Seminar Abstract:

In recent years, data centers have experienced a significant shift towards heterogeneity to accommodate the ever-growing workloads. Specialized hardware, particularly FPGAs, are widely deployed for their custom circuit efficiency and reconfigurability. Despite their potential, the development of distributed FPGA-accelerated applications is hindered by the lack of suitable communication infrastructures and abstractions. To bridge this gap, this talk introduces a suite of open-source communication infrastructures tailored for hardware accelerators. These infrastructures support a variety of protocols, including TCP, RDMA, and MPI collectives, making them versatile across different platforms. With these novel infrastructures, we can utilize specialized hardware both as smartNICs, relieving CPU load from networking tasks, and as distributed accelerators to collectively handle large-scale applications.

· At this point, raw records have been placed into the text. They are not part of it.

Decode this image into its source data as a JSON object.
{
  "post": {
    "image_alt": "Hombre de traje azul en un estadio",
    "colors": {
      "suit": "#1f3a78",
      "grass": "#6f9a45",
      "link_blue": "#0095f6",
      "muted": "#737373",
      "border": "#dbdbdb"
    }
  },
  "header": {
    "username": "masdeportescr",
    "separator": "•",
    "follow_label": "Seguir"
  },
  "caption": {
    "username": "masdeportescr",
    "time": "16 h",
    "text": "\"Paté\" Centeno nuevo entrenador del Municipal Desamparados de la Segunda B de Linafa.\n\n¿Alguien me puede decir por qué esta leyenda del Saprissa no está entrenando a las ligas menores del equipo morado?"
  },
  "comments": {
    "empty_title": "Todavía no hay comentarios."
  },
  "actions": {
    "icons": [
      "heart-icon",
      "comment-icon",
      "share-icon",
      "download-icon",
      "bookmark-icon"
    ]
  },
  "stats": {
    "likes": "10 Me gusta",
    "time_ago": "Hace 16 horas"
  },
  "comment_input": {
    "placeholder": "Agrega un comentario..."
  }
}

We will highlight the practical benefits and capabilities of these infrastructuresv through a case study on distributing deep learning recommendation model inference across a heterogeneous cluster.


About the Spearker:

Zhenhao is a final-year PhD candidate at the Systems Group, ETH Zurich, where he also completed his master’s degree after obtaining his bachelor’s degree from Tongji University. His research focuses on enhancing data processing systems for large-scale workloads by leveraging heterogeneous hardware, distributed computing, and advanced data center networking. He develops specialized networking abstractions, including TCP, RDMA, and MPI, tailored for hardware accelerators to efficiently orchestrate heterogeneous clusters with smart-NICs and in-network processors.